During the Obon period, family members and relatives usually gather to remember and hold a memorial service for those who have passed on.
Fireworks Festival, Lighting Up the Night Sky
In summer, fireworks festivals called “hanabi taikai (花火大会)” are held all around Japan. Below, we introduce 3 of the most famous fireworks festivals in Japan.
National Fireworks Competion (全国花火競技大会, also called 大曲の花火 Omagari no Hanabi)
With a history of over 100 years, this event is held in the Omagari district of Daisen City, Akita Prefecture. Features fireworks by some of the best pyrotechnicians in Japan.
Nagaoka Fireworks Festival Show (長岡まつり大花火大会)
Held in Nagaoka City, Niigata prefecture, the highlight of this event is the “Phoenix (復興祈願花火フェニックス)” that is set off over a distance of approximately 2 km, that carries the wish for complete recovery from damages caused by disasters. Another famous firework is the「正三尺玉 shosanshakudama」which boasts a diameter of 650 m.
Suwa Lake Fireworks Festival (諏訪湖湖上花火大会)
This is the largest fireworks display in Japan with around 40,000 released every year. It is held in Suwa City in Nagano prefecture.
If you go to a firework festival, we recommend looking around the night stalls near the venue where you can buy sweets and play games.
Summer in Japan is hot and humid.

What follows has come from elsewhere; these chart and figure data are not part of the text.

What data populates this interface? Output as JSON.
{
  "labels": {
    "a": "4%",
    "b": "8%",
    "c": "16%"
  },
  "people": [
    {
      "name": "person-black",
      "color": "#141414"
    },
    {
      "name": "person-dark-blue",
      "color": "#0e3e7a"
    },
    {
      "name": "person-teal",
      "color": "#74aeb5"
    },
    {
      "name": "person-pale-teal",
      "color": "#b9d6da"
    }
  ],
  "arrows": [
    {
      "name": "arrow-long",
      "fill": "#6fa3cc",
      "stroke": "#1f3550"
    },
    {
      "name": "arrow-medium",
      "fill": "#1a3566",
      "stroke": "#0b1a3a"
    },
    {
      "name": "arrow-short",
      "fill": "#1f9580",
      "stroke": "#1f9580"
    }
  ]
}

To keep cool, try the time-tested traditional methods like wearing yukata, getting a wind chime that works as a souvenir too, and using fans. Summer in Japan is a popular time to travel. Popular summer destinations include Hokkaido, Nagano and Okinawa. There will be summer events like firework festivals all around Japan, so take the chance to attend one.